The subsequent chapter, “Sacrifice,” opens with a selection from Chivalry Farseer’s treatise “Of the Mountain Kingdom” before pivoting back to Fitz facing down the Piebalds as Dutiful is overtaken by Peladine. Fitz points out exactly what is happening, and Dutiful makes an impassioned plea that seems to move some of the Piebalds, but not their leader, Peladine’s twin brother, Laudwine.
Dutiful makes to accept his fate, but the cat to which he is bonded turns and attacks Fitz, calling for him to kill her and trying to force him to do it. Fitz succeeds, and the ruse that Dutiful has maintained is broken. Laudwine attacks, and Fitz cuts off his hand. Melee ensues, from which Fitz and Dutiful are extricated by the timely return of Laurel and Lord Golden. Those accompanying Laurel and Golden, local Old Blood, tend to Dutiful, who mourns for the lost cat.

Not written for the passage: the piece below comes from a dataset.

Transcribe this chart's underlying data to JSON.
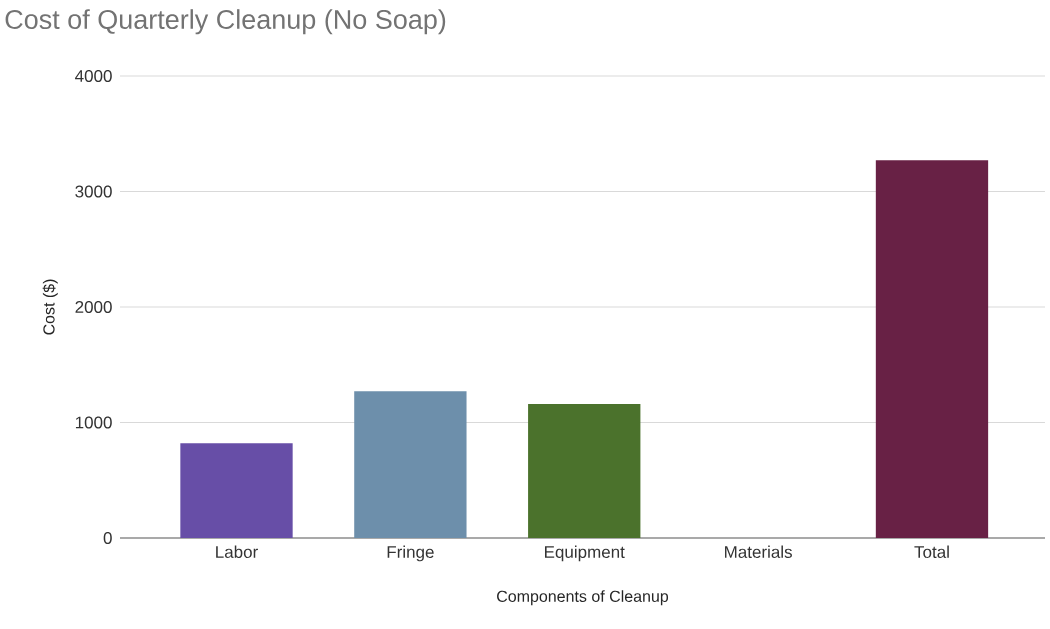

As Fitz feigns sleep, he listens to the talk that unfolds, the Old Blood explaining the rise of Laudwine within the Piebalds to Lord Golden. As sleep begins to overtake him in fact, he hears the negotiations between Lord Golden and the Old Blood elders there assembled; an uneasy agreement is brokered, with the Old Blood holding the secret of Dutiful’s Wit against better treatment for their people from Kettricken and the Six Duchies.
Fitz finally finds sleep and dreams with Nighteyes. In the dream, the wolf is young again, and he goes out to hunt, leaving Fitz behind to rest. He dissipates into the wider world, and Fitz wakes to find the dead wolf in his arms.
Yes, I cried. Again. As I do every time. Do you find fault with me for it?